|Name USS Terrier|
Fate Sold 1825
|Namesake Previous name retained|
Commissioned Early 1823
The first USS Terrier was a United States Navy schooner in commission from 1823 to 1825. It was part of the West Indies squadron and served transporting U.S. sailors, marines and supplies to the pirate infested waters of the Caribbean and was used to search out and attack pirate ships and pirate strongholds.
Acquition and commissioning
In 1822, the U.S. Navy purchased Terrier at Baltimore, Maryland, for service in Commodore David Porter's (1780–1843) "Mosquito Fleet" in conjunction with the campaign to suppress pirates in the West Indies. Outfitted at Norfolk, Virginia, during the latter part of 1822, she was commissioned sometime early in 1823 as USS Terrier with Lieutenant Robert M. Rose in command.
Terrier departed Hampton Roads, Virginia, with the other ships of Porter's squadron on 15 February 1823. The ships reached St. Thomas in the Danish West Indies on 3 March 1823 and began patrolling the coast of Puerto Rico the next day.
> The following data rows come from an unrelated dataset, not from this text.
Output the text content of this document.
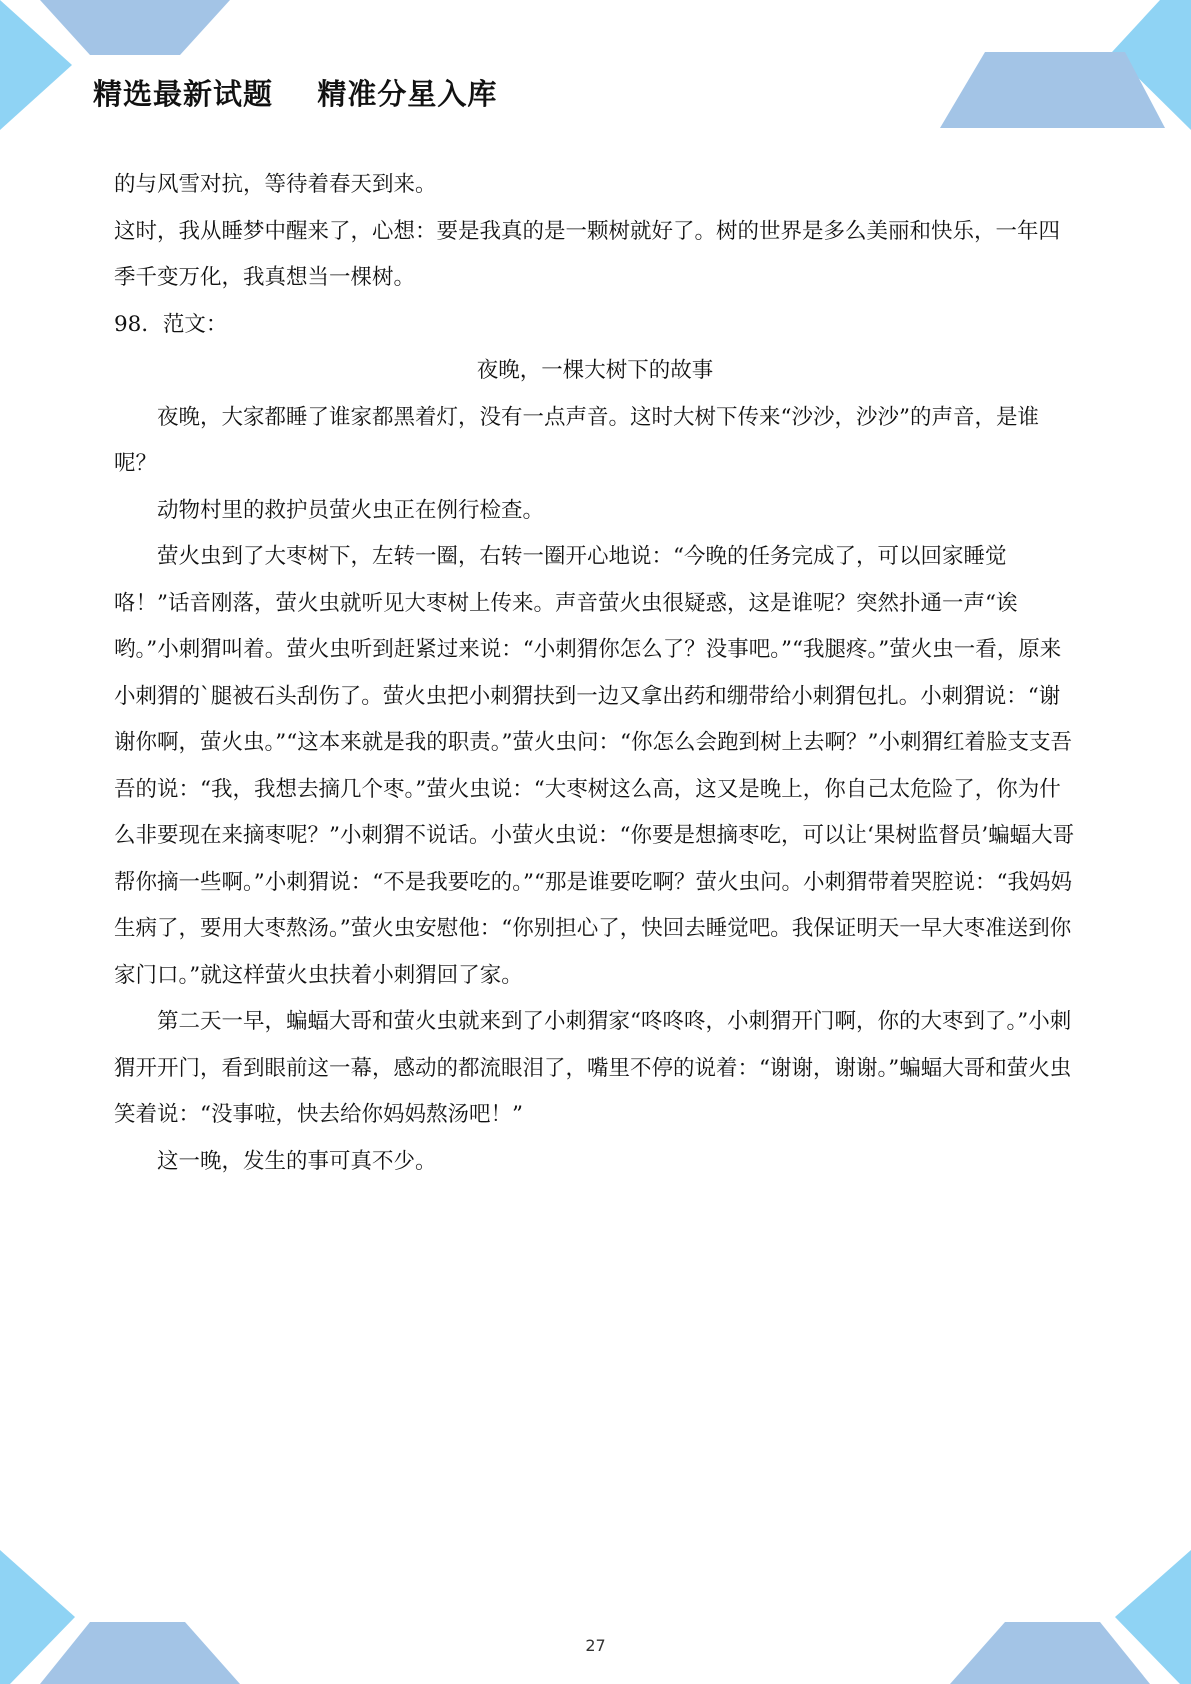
精选最新试题    精准分星入库

的与风雪对抗，等待着春天到来。

这时，我从睡梦中醒来了，心想：要是我真的是一颗树就好了。树的世界是多么美丽和快乐，一年四季千变万化，我真想当一棵树。

98．范文：

夜晚，一棵大树下的故事

夜晚，大家都睡了谁家都黑着灯，没有一点声音。这时大树下传来“沙沙，沙沙”的声音，是谁呢？

动物村里的救护员萤火虫正在例行检查。

萤火虫到了大枣树下，左转一圈，右转一圈开心地说：“今晚的任务完成了，可以回家睡觉咯！”话音刚落，萤火虫就听见大枣树上传来。声音萤火虫很疑惑，这是谁呢？突然扑通一声“诶哟。”小刺猬叫着。萤火虫听到赶紧过来说：“小刺猬你怎么了？没事吧。”“我腿疼。”萤火虫一看，原来小刺猬的`腿被石头刮伤了。萤火虫把小刺猬扶到一边又拿出药和绷带给小刺猬包扎。小刺猬说：“谢谢你啊，萤火虫。”“这本来就是我的职责。”萤火虫问：“你怎么会跑到树上去啊？”小刺猬红着脸支支吾吾的说：“我，我想去摘几个枣。”萤火虫说：“大枣树这么高，这又是晚上，你自己太危险了，你为什么非要现在来摘枣呢？”小刺猬不说话。小萤火虫说：“你要是想摘枣吃，可以让‘果树监督员’蝙蝠大哥帮你摘一些啊。”小刺猬说：“不是我要吃的。”“那是谁要吃啊？萤火虫问。小刺猬带着哭腔说：“我妈妈生病了，要用大枣熬汤。”萤火虫安慰他：“你别担心了，快回去睡觉吧。我保证明天一早大枣准送到你家门口。”就这样萤火虫扶着小刺猬回了家。

第二天一早，蝙蝠大哥和萤火虫就来到了小刺猬家“咚咚咚，小刺猬开门啊，你的大枣到了。”小刺猬开开门，看到眼前这一幕，感动的都流眼泪了，嘴里不停的说着：“谢谢，谢谢。”蝙蝠大哥和萤火虫笑着说：“没事啦，快去给你妈妈熬汤吧！”

这一晚，发生的事可真不少。

27
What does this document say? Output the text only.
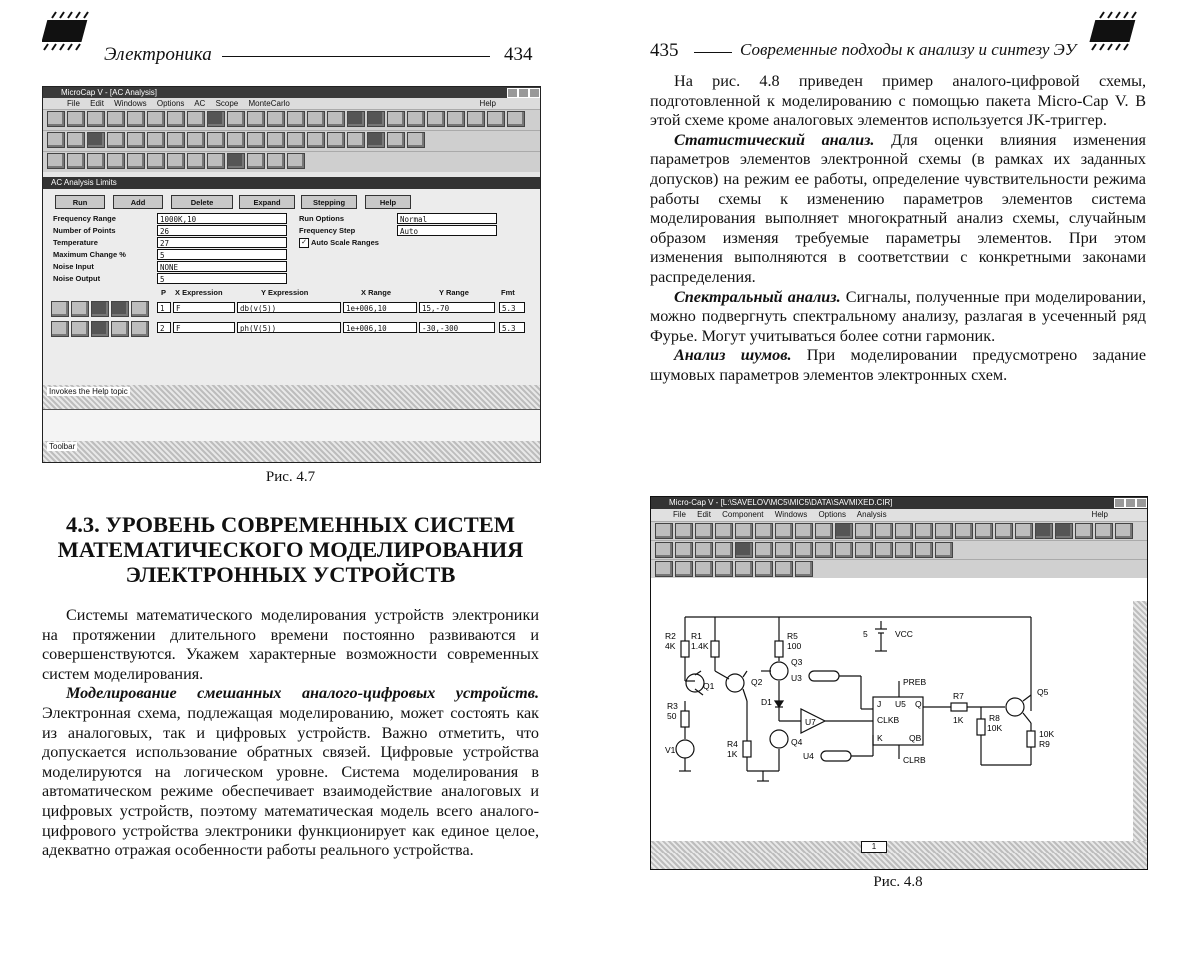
Электроника	434
MicroCap V - [AC Analysis]
File Edit Windows Options AC Scope MonteCarlo	Help
AC Analysis Limits
Run	Add	Delete	Expand	Stepping	Help
Frequency Range	1000K,10
Number of Points	26
Temperature	27
Maximum Change %	5
Noise Input	NONE
Noise Output	5
Run Options	Normal
Frequency Step	Auto
✓ Auto Scale Ranges
P X Expression	Y Expression	X Range	Y Range	Fmt
1	F	db(v(5))	1e+006,10	15,-70	5.3
2	F	ph(V(5))	1e+006,10	-30,-300	5.3
Invokes the Help topic
Toolbar
Рис. 4.7
4.3. УРОВЕНЬ СОВРЕМЕННЫХ СИСТЕМ
МАТЕМАТИЧЕСКОГО МОДЕЛИРОВАНИЯ
ЭЛЕКТРОННЫХ УСТРОЙСТВ

Системы математического моделирования устройств электроники на протяжении длительного времени постоянно развиваются и совершенствуются. Укажем характерные возможности современных систем моделирования.

Моделирование смешанных аналого-цифровых устройств. Электронная схема, подлежащая моделированию, может состоять как из аналоговых, так и цифровых устройств. Важно отметить, что допускается использование обратных связей. Цифровые устройства моделируются на логическом уровне. Система моделирования в автоматическом режиме обеспечивает взаимодействие аналоговых и цифровых устройств, поэтому математическая модель всего аналого-цифрового устройства электроники функционирует как единое целое, адекватно отражая особенности работы реального устройства.

435	Современные подходы к анализу и синтезу ЭУ

На рис. 4.8 приведен пример аналого-цифровой схемы, подготовленной к моделированию с помощью пакета Micro-Cap V. В этой схеме кроме аналоговых элементов используется JK-триггер.

Статистический анализ. Для оценки влияния изменения параметров элементов электронной схемы (в рамках их заданных допусков) на режим ее работы, определение чувствительности режима работы схемы к изменению параметров элементов система моделирования выполняет многократный анализ схемы, случайным образом изменяя требуемые параметры элементов. При этом изменения выполняются в соответствии с конкретными законами распределения.

Спектральный анализ. Сигналы, полученные при моделировании, можно подвергнуть спектральному анализу, разлагая в усеченный ряд Фурье. Могут учитываться более сотни гармоник.

Анализ шумов. При моделировании предусмотрено задание шумовых параметров элементов электронных схем.

Micro-Cap V - [L:\SAVELOV\MC5\MIC5\DATA\SAVMIXED.CIR]
File Edit Component Windows Options Analysis	Help
R2
4K
R1
1.4K
R5
100
5	VCC
Q3
U3	PREB
Q1	Q2
R3
50
D1
U7
J U5 Q
CLKB
K	QB
R7
1K	R8
10K
Q5
10K
R9
V1
R4
1K
Q4
U4	CLRB
1
Рис. 4.8
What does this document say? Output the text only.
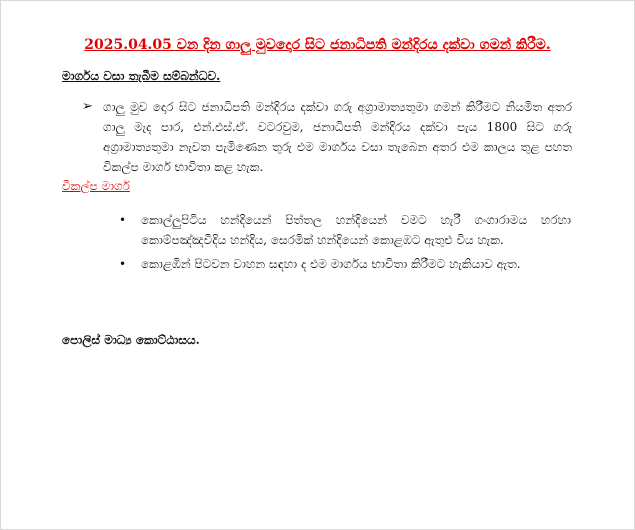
2025.04.05 වන දින ගාලු මුවදොර සිට ජනාධිපති මන්දිරය දක්වා ගමන් කිරීම.

මාර්ගය වසා තැබීම සම්බන්ධව.

➢ ගාලු මුව දොර සිට ජනාධිපති මන්දිරය දක්වා ගරු අග්‍රාමාත්‍යතුමා ගමන් කිරීමට නියමිත අතර ගාලු මැද පාර, එන්.එස්.ඒ. වටරවුම, ජනාධිපති මන්දිරය දක්වා පැය 1800 සිට ගරු අග්‍රාමාත්‍යතුමා නැවත පැමිණෙන තුරු එම මාර්ගය වසා තැබෙන අතර එම කාලය තුළ පහත විකල්ප මාර්ග භාවිතා කළ හැක.

විකල්ප මාර්ග

• කොල්ලුපිටිය හන්දියෙන් පිත්තල හන්දියෙන් වමට හැරී ගංගාරාමය හරහා කොම්පඤ්ඤවීදිය හන්දිය, සෙරමික් හන්දියෙන් කොළඹට ඇතුළු විය හැක.
• කොළඹින් පිටවන වාහන සඳහා ද එම මාර්ගය භාවිතා කිරීමට හැකියාව ඇත.

පොලිස් මාධ්‍ය කොට්ඨාසය.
Terrier and the seven other shallow-draft schooners acquired at Baltimore were ideally suited to the work of exploring the coastal shallows and shoal waters of the Caribbean where the pirates were based. For the next two years, Terrier operated out of the depot Porter established at what is now Key West, Florida, and remained almost continually on station even during the two outbreaks of yellow fever – in the autumn of 1823 and the summer of 1824 – which sent the majority of the squadron's ships north to healthier latitudes. Terrier's area of concentration was the northern coasts of Cuba and Puerto Rico, where havens for the pirates abounded and the authority of the Spanish Empire – weakened by the Spanish struggle against Spain's former colonies in Central America and South America – proved almost non-existent.
Undoubtedly, Terrier participated in many of the small expeditions and skirmishes of the squadron, but there is only one documented instance of her capturing a prize. That event occurred early in 1824, when she succeeded in retaking a French ship which had been seized by pirates. Unfortunately, the pirate crew escaped ashore to Spanish territory, a refuge into which Americans could not legally pursue them.
Terrier operated in the West Indies until 1825.
In 1825, a slackening in seaborne piracy enabled the U.S. Navy to begin disposing of its special-purpose, shallow-draft ships on the West Indies station. Terrier was one of the ships sold – presumably at auction – during 1825.